Poverty requires people to make extremely difficult choices. Imagine being forced to decide between paying rent or having a full stomach. What if your child is sick— would you pay for their medical treatment or purchase something to eat? What would you choose if deciding between food and the many other support systems vital for human survival and sustenance? When under economic strain, one’s food budget is often the first thing to be tapped and drained, which leaves individuals and families living in poverty or low-income situations with a troubling lack of the very thing we all need to survive, food.
Mike Cohen, the director of the Bellingham Food Bank, said that 17 percent of Bellingham residents came to the food bank at least once last year. He noted that the Food Bank receives a minimum of 6,000 requests for assistance every month; clearly hunger in Whatcom County is no trivial matter. Cohen said that 50 percent of the people who use the Food Bank are below the age of 18 and seniors, two very vulnerable populations.
“This points to a huge health problem,” said Cohen, “as proper nutrition affects school and work performance.” School and work performance, in turn, affect one’s ability to succeed in the workforce and hold a job that pays a living, not minimum, wage. Thus begins the divide of those who have enough to cover their expenses, and those who live under constant economic strain.
In thinking about and taking action to prevent hunger, it is important to remember that emotions related to hunger are relevant to and experienced by everyone. When was the last time you felt something missing from your life? Most people experience emptiness and unsatisfied need of one kind or another, and these feelings can be applied to thinking about starvation and food insecurity. By finding the hungers you personally experience in your own life, it becomes easier to understand what hunger might mean in someone else’s life. The emotions involved in hunger become a common experience. I am not saying emotional, psychological and spiritual hungers are the same as physical hunger, but I am suggesting that finding ways to bring oneself closer to the experience of hunger of any kind is a step in the direction of understanding and caring about the problem, because it becomes personal.
As fellow human beings, we have the power to unite, the power to love and care for each other, and the power to make decisions and work together to create the kind of world we want to live in.

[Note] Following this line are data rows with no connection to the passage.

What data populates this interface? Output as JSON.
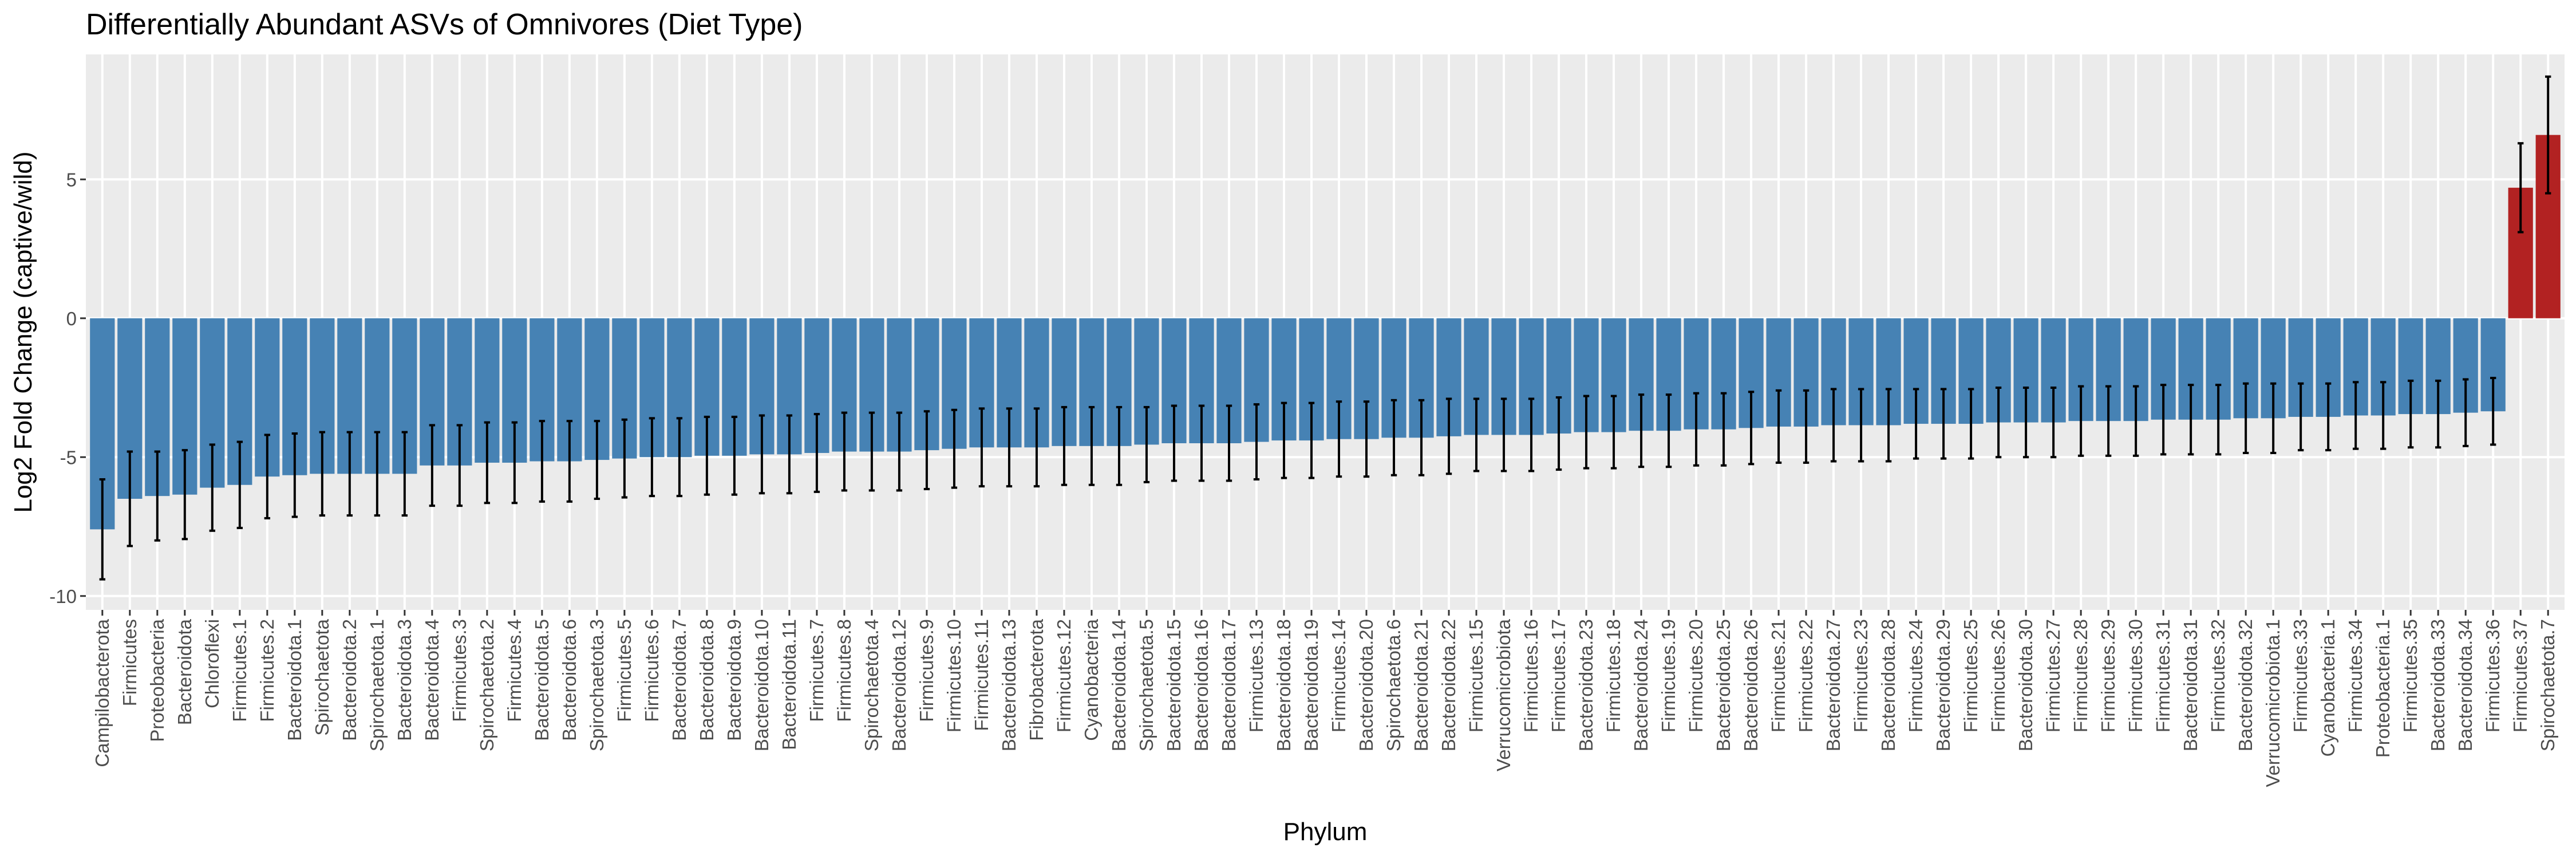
{
  "chart_data": {
    "type": "bar",
    "title": "Differentially Abundant ASVs of Omnivores (Diet Type)",
    "xlabel": "Phylum",
    "ylabel": "Log2 Fold Change (captive/wild)",
    "ylim": [
      -10.5,
      9.5
    ],
    "yticks": [
      -10,
      -5,
      0,
      5
    ],
    "grid": true,
    "legend": "none",
    "colors": {
      "negative": "#4682B4",
      "positive": "#B22222",
      "panel": "#EBEBEB",
      "grid": "#FFFFFF",
      "errorbar": "#000000"
    },
    "categories": [
      "Campilobacterota",
      "Firmicutes",
      "Proteobacteria",
      "Bacteroidota",
      "Chloroflexi",
      "Firmicutes.1",
      "Firmicutes.2",
      "Bacteroidota.1",
      "Spirochaetota",
      "Bacteroidota.2",
      "Spirochaetota.1",
      "Bacteroidota.3",
      "Bacteroidota.4",
      "Firmicutes.3",
      "Spirochaetota.2",
      "Firmicutes.4",
      "Bacteroidota.5",
      "Bacteroidota.6",
      "Spirochaetota.3",
      "Firmicutes.5",
      "Firmicutes.6",
      "Bacteroidota.7",
      "Bacteroidota.8",
      "Bacteroidota.9",
      "Bacteroidota.10",
      "Bacteroidota.11",
      "Firmicutes.7",
      "Firmicutes.8",
      "Spirochaetota.4",
      "Bacteroidota.12",
      "Firmicutes.9",
      "Firmicutes.10",
      "Firmicutes.11",
      "Bacteroidota.13",
      "Fibrobacterota",
      "Firmicutes.12",
      "Cyanobacteria",
      "Bacteroidota.14",
      "Spirochaetota.5",
      "Bacteroidota.15",
      "Bacteroidota.16",
      "Bacteroidota.17",
      "Firmicutes.13",
      "Bacteroidota.18",
      "Bacteroidota.19",
      "Firmicutes.14",
      "Bacteroidota.20",
      "Spirochaetota.6",
      "Bacteroidota.21",
      "Bacteroidota.22",
      "Firmicutes.15",
      "Verrucomicrobiota",
      "Firmicutes.16",
      "Firmicutes.17",
      "Bacteroidota.23",
      "Firmicutes.18",
      "Bacteroidota.24",
      "Firmicutes.19",
      "Firmicutes.20",
      "Bacteroidota.25",
      "Bacteroidota.26",
      "Firmicutes.21",
      "Firmicutes.22",
      "Bacteroidota.27",
      "Firmicutes.23",
      "Bacteroidota.28",
      "Firmicutes.24",
      "Bacteroidota.29",
      "Firmicutes.25",
      "Firmicutes.26",
      "Bacteroidota.30",
      "Firmicutes.27",
      "Firmicutes.28",
      "Firmicutes.29",
      "Firmicutes.30",
      "Firmicutes.31",
      "Bacteroidota.31",
      "Firmicutes.32",
      "Bacteroidota.32",
      "Verrucomicrobiota.1",
      "Firmicutes.33",
      "Cyanobacteria.1",
      "Firmicutes.34",
      "Proteobacteria.1",
      "Firmicutes.35",
      "Bacteroidota.33",
      "Bacteroidota.34",
      "Firmicutes.36",
      "Firmicutes.37",
      "Spirochaetota.7"
    ],
    "values": [
      -7.6,
      -6.5,
      -6.4,
      -6.35,
      -6.1,
      -6.0,
      -5.7,
      -5.65,
      -5.6,
      -5.6,
      -5.6,
      -5.6,
      -5.3,
      -5.3,
      -5.2,
      -5.2,
      -5.15,
      -5.15,
      -5.1,
      -5.05,
      -5.0,
      -5.0,
      -4.95,
      -4.95,
      -4.9,
      -4.9,
      -4.85,
      -4.8,
      -4.8,
      -4.8,
      -4.75,
      -4.7,
      -4.65,
      -4.65,
      -4.65,
      -4.6,
      -4.6,
      -4.6,
      -4.55,
      -4.5,
      -4.5,
      -4.5,
      -4.45,
      -4.4,
      -4.4,
      -4.35,
      -4.35,
      -4.3,
      -4.3,
      -4.25,
      -4.2,
      -4.2,
      -4.2,
      -4.15,
      -4.1,
      -4.1,
      -4.05,
      -4.05,
      -4.0,
      -4.0,
      -3.95,
      -3.9,
      -3.9,
      -3.85,
      -3.85,
      -3.85,
      -3.8,
      -3.8,
      -3.8,
      -3.75,
      -3.75,
      -3.75,
      -3.7,
      -3.7,
      -3.7,
      -3.65,
      -3.65,
      -3.65,
      -3.6,
      -3.6,
      -3.55,
      -3.55,
      -3.5,
      -3.5,
      -3.45,
      -3.45,
      -3.4,
      -3.35,
      4.7,
      6.6
    ],
    "error": [
      1.8,
      1.7,
      1.6,
      1.6,
      1.55,
      1.55,
      1.5,
      1.5,
      1.5,
      1.5,
      1.5,
      1.5,
      1.45,
      1.45,
      1.45,
      1.45,
      1.45,
      1.45,
      1.4,
      1.4,
      1.4,
      1.4,
      1.4,
      1.4,
      1.4,
      1.4,
      1.4,
      1.4,
      1.4,
      1.4,
      1.4,
      1.4,
      1.4,
      1.4,
      1.4,
      1.4,
      1.4,
      1.4,
      1.35,
      1.35,
      1.35,
      1.35,
      1.35,
      1.35,
      1.35,
      1.35,
      1.35,
      1.35,
      1.35,
      1.35,
      1.3,
      1.3,
      1.3,
      1.3,
      1.3,
      1.3,
      1.3,
      1.3,
      1.3,
      1.3,
      1.3,
      1.3,
      1.3,
      1.3,
      1.3,
      1.3,
      1.25,
      1.25,
      1.25,
      1.25,
      1.25,
      1.25,
      1.25,
      1.25,
      1.25,
      1.25,
      1.25,
      1.25,
      1.25,
      1.25,
      1.2,
      1.2,
      1.2,
      1.2,
      1.2,
      1.2,
      1.2,
      1.2,
      1.6,
      2.1
    ]
  }
}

An important step in initiating change is the ability to understand and connect with each other across the economic, racial, sexual, gender and faith-based lines that divide us. Through that understanding, we can foster care and respect for each other. Try to understand the hungers you feel in your own life- then apply that experience to your thoughts on physical hunger. The realities of feeling empty are something no one wants to endure in their daily life.
Disconnecting oneself from the truths of another person’s life harms the very root of common experience. In this uprooting, a disconnect that allows one to ignore the problems of one’s fellow human beings and live in a state of “blissful ignorance” is created. But why would you want to separate yourself from common human experiences? Is there not something affirming about the ability of humans to unify over common experience, and the power this unification can have to produce profound change?

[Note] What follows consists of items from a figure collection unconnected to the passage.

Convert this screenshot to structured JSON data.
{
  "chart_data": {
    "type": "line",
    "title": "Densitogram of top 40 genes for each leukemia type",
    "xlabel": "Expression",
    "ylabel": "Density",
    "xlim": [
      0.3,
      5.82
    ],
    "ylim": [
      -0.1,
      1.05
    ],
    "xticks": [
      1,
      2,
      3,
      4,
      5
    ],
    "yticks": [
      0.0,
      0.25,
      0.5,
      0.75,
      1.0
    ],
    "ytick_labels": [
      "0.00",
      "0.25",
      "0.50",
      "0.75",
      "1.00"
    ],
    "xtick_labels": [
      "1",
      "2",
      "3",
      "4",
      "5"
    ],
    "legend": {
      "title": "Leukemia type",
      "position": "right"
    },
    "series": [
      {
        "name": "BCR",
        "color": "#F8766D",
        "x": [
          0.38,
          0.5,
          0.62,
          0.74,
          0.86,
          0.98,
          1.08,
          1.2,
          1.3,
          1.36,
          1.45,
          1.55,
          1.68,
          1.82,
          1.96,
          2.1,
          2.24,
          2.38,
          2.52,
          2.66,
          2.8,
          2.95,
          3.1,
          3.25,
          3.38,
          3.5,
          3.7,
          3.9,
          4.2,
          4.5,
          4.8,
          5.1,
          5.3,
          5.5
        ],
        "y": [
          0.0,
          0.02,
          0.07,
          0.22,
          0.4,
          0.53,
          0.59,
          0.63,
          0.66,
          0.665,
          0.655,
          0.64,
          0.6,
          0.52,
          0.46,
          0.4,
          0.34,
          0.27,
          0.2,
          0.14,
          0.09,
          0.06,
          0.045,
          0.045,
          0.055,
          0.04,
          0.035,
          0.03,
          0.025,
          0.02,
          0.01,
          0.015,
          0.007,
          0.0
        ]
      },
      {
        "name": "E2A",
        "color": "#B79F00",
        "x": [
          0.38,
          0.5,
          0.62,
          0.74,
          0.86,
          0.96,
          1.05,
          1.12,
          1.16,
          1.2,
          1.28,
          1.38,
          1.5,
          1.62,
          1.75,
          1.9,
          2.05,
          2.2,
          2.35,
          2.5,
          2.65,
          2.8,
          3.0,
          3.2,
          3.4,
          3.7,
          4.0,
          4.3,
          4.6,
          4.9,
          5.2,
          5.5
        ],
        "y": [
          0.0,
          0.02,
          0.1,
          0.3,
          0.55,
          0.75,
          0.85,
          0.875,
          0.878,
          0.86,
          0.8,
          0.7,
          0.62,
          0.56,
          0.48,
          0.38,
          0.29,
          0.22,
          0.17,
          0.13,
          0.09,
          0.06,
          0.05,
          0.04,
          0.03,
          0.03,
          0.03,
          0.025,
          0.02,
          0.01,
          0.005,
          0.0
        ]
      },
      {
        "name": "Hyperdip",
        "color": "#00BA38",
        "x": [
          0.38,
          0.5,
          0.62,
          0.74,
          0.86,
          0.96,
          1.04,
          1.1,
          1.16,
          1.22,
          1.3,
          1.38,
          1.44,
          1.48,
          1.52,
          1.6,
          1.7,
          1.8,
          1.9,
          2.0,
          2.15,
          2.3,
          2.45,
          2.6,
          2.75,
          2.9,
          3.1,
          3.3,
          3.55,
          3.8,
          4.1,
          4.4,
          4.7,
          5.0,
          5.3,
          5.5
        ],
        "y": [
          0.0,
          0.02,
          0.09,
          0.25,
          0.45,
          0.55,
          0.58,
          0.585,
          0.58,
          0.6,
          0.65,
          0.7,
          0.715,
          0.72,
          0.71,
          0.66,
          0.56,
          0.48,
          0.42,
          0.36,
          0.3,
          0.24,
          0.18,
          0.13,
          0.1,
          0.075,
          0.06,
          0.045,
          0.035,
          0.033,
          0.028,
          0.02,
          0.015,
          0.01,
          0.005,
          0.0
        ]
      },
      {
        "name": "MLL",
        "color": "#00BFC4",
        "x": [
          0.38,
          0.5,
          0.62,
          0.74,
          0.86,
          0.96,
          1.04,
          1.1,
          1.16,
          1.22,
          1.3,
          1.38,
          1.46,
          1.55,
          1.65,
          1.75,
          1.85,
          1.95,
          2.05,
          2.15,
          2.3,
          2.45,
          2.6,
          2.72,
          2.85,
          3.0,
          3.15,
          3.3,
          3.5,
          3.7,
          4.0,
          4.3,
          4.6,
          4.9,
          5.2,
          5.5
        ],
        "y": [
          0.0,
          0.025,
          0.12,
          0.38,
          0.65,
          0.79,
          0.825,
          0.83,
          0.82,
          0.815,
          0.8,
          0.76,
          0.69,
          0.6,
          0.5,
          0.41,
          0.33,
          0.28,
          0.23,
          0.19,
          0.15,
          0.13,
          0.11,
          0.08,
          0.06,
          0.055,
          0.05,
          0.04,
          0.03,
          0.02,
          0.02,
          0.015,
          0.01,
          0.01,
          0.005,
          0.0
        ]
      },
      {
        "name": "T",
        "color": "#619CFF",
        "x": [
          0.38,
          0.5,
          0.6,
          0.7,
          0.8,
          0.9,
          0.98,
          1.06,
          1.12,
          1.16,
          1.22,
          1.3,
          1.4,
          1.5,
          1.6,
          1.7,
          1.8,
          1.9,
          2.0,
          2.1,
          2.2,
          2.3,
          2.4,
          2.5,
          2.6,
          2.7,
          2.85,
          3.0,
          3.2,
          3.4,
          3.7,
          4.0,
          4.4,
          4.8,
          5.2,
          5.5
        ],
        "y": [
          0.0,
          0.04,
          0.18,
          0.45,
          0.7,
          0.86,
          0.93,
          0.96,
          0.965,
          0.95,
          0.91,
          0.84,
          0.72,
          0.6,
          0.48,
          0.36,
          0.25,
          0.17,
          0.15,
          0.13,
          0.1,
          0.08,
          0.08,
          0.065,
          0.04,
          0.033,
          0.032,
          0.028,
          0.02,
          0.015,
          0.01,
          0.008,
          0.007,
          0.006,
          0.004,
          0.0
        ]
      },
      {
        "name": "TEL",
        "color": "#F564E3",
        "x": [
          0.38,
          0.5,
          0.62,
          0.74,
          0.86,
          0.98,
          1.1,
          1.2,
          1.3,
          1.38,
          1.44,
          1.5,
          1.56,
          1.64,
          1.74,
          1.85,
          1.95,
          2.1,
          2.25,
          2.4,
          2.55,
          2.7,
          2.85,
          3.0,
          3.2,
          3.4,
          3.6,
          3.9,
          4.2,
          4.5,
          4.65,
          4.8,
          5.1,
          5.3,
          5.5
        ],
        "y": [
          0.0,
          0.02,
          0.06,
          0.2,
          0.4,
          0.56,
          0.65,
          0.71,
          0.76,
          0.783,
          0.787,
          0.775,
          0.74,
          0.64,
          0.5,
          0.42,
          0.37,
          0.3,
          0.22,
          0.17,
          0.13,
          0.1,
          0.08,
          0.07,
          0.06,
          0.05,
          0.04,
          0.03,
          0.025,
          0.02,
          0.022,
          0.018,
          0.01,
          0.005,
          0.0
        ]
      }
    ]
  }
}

“The crisis [of food strain] is here year round,” said Cohen. Let us not distance ourselves from the urgency of the hunger that exists right here in our community. Working locally to reduce and fight hunger is not only a way to work for a more just and fair society granting basic human rights to all people— it is a way to overcome the divisions that foster lack of understanding and care towards each other. It creates a stronger community, which can ultimately have a profound effect on the entire spectrum of current national and international social issues.